The challenge here is that those dependencies may be running on a separate system.

Perhaps we should add a check that makes a test connection to those services (based on their definition in /etc/st2/st2.conf, and reports the results?

LindsayHill commented 7 years ago

@armab do you have any alternative ideas on how we can help users identify where the problems lie with their ST2 systems when RabbitMQ/PostgreSQL/MongoDB is broken, and st2ctl status says "everything is fine, nothing to see here?"

vincent-legoll commented 7 years ago

Just a small bit of (hopefully) relevant info:

On our st2 service we sometimes have to restart mongod service. So I add my +1 on this.

And I can add that a (sligthly) more thorough check (not only PID / not running status) would be good to have, like doing a test connection to each service endpoint.

LindsayHill commented 7 years ago

@vincent-legoll yes, I would like to have a /health API endpoint, or something like that.

Do you know why mongod needs restarting? We used to see some issues in the Mongo 2.x timeframe, but haven't heard many reports like that since 3.2/3.4

vincent-legoll commented 7 years ago

@LindsayHill a health API would be great.

And no I still haven't investigated much the mongodb issue, as I wasn't sure only restarting this could be sufficient (I previously fully restarted st2 prior to mongod)

db version v3.2.17 git version: 186656d79574f7dfe0831a7e7821292ab380f667 OpenSSL version: OpenSSL 1.0.1e-fips 11 Feb 2013 allocator: tcmalloc modules: none build environment: distmod: rhel70 distarch: x86_64 target_arch: x86_64

I'll do more in-depth debugging next time

arm4b commented 6 years ago

I'm 👍 to the feature st2ctl showing that MongoDB & RabbitMQ are accessible & in a working state from the StackStorm core perspective. Eg. there should be a Python check from st2 service point of view.

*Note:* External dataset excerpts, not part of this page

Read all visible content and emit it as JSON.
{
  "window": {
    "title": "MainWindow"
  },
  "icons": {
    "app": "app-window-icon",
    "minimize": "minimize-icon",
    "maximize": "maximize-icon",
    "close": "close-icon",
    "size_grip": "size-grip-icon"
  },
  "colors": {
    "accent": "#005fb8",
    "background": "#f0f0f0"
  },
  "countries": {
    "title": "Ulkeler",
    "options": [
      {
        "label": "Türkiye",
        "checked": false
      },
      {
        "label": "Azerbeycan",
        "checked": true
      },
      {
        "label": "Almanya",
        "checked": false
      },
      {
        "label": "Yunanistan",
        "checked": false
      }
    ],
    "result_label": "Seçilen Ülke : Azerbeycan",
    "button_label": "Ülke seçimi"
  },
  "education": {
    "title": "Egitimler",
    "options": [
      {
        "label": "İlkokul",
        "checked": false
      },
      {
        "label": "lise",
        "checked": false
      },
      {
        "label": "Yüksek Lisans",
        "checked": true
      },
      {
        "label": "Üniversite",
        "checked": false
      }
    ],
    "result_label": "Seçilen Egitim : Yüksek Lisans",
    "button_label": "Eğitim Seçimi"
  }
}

I'm yet 👎 for PostgreSQL and 👎 nginx, since st2mistral could be not installed at all and nginx is not a strict requirement as well and may replaced by any other proxy server or 9101 ports may be used directly.


We could go first with a Mongo + RabbitMQ checks as a core-required services and solve the most common issues from the user's perspective, when these 2 backend services are not avail for some reason.